Designing a Real-Time Stream Computing Platform for E‑commerce Peak Traffic at Yihaodian
The article describes how Yihaodian built a low‑latency, highly available, and easily scalable streaming computation platform using Storm, Kafka, Linux containers and a custom CGroup management framework to handle massive e‑commerce traffic spikes and real‑time analytics.
During major e‑commerce events such as JD 618, Yihaodian 711 and Double 11, traffic surges can cause minute‑level failures that lead to significant revenue loss, making low latency, high availability, and easy scalability essential for peak‑traffic systems.
While Hadoop excels at batch processing, many e‑commerce services (search, recommendation, monitoring, anti‑fraud) require real‑time processing at sub‑second latency, prompting Yihaodian to adopt the Storm stream‑processing framework.
Yihaodian Stream Computing Solution
Yihaodian selected Storm as the core of its distributed stream‑computing platform. The overall data‑flow is illustrated in Figure 1.
Figure 1 Yihaodian Distributed Stream Computing System
Yihaodian developed a custom data‑recording component called Tracker, which works with Flume to collect website logs efficiently and support horizontal scaling.
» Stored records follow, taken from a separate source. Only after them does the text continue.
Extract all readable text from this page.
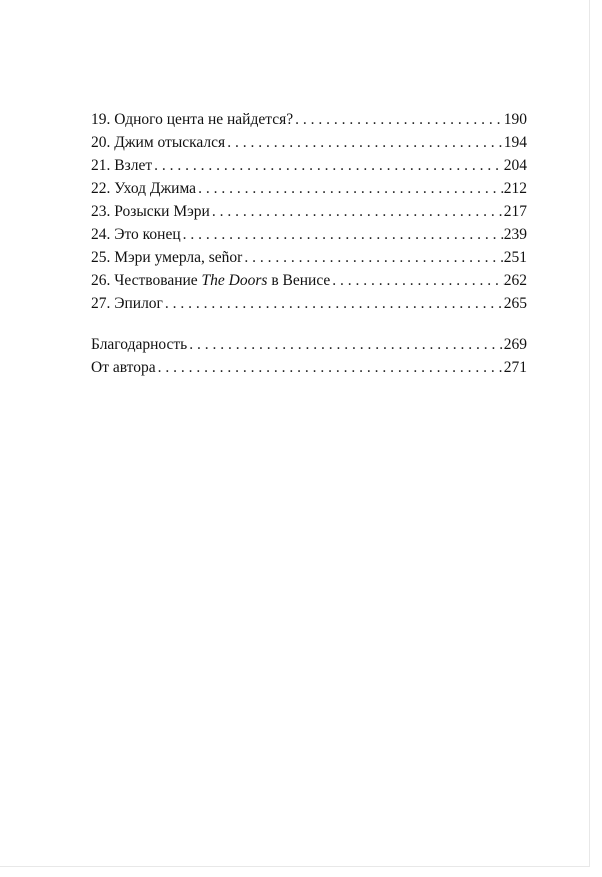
19. Одного цента не найдется? . . .	190
20. Джим отыскался . . .	194
21. Взлет . . .	204
22. Уход Джима . . .	212
23. Розыски Мэри . . .	217
24. Это конец . . .	239
25. Мэри умерла, señor . . .	251
26. Чествование The Doors в Венисе . . .	262
27. Эпилог . . .	265
Благодарность . . .	269
От автора . . .	271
Kafka is used as a front‑end message buffer to minimize data loss and satisfy various parallelism and ordering requirements. Storm‑processed results are either persisted or discarded according to business needs.
To further improve stability, Yihaodian leverages Linux container technology (cgroups) to isolate CPU, memory, block‑device I/O and network resources at the process level, preventing any single business process from monopolizing system resources and causing node slowdown or failure.
Because Storm does not natively support cgroup isolation, Yihaodian designed its own CGroup resource‑management framework, shown in Figure 2, to enforce per‑Topology resource limits.
Figure 2 Resource Management Framework on Yihaodian Storm Cluster
Simplified User Experience
Users only need to perform three operations: create/delete a CGroup (supported types: cpu, memory, cpuset), assign a process to a specific CGroup, and set Topology priority via the Storm UI (priority reflects the amount of resources the process group can obtain). These actions are executed through a custom client command ycgClient, while a daemon ycgManager automatically manages per‑node process‑level priorities.
Automation Reduces Manual Management Cost
Topology priority information is stored in a ZooKeeper cluster.
The resource‑management framework adapts to dynamic addition of heterogeneous machines.
Cluster configuration (logical CPU count, memory, swap size) is automatically stored in ZooKeeper, simplifying overall cluster management.
Worker/Executor‑Level Resource Limiting
This capability is not available in the standard Storm‑on‑YARN implementation.
Modular Design for Easy Deployment and Rollback
The framework is independent of the underlying compute engine, allowing straightforward installation, deployment, and rollback, and can be adapted to other platforms with minor modifications.
To address shortcomings of the original Storm UI (command‑line‑only submission, lack of operation logs, missing permission control), Yihaodian re‑implemented the UI in a non‑Clojure language, adding user management, permission settings, operation logging, and plans for finer‑grained real‑time monitoring.
Since early 2014, Yihaodian’s Storm platform processes over 200 million log entries per day, supporting real‑time traffic monitoring, personalized recommendation, BI, security‑log analysis, fraud detection, and order monitoring with sub‑second response times.
Conclusion
As a rapidly growing mid‑size e‑commerce company, Yihaodian recognizes increasing pressure on its real‑time computing platform. Ongoing efforts focus on performance and reliability improvements, continuous feedback collection, and further research and development to meet future peak‑traffic challenges.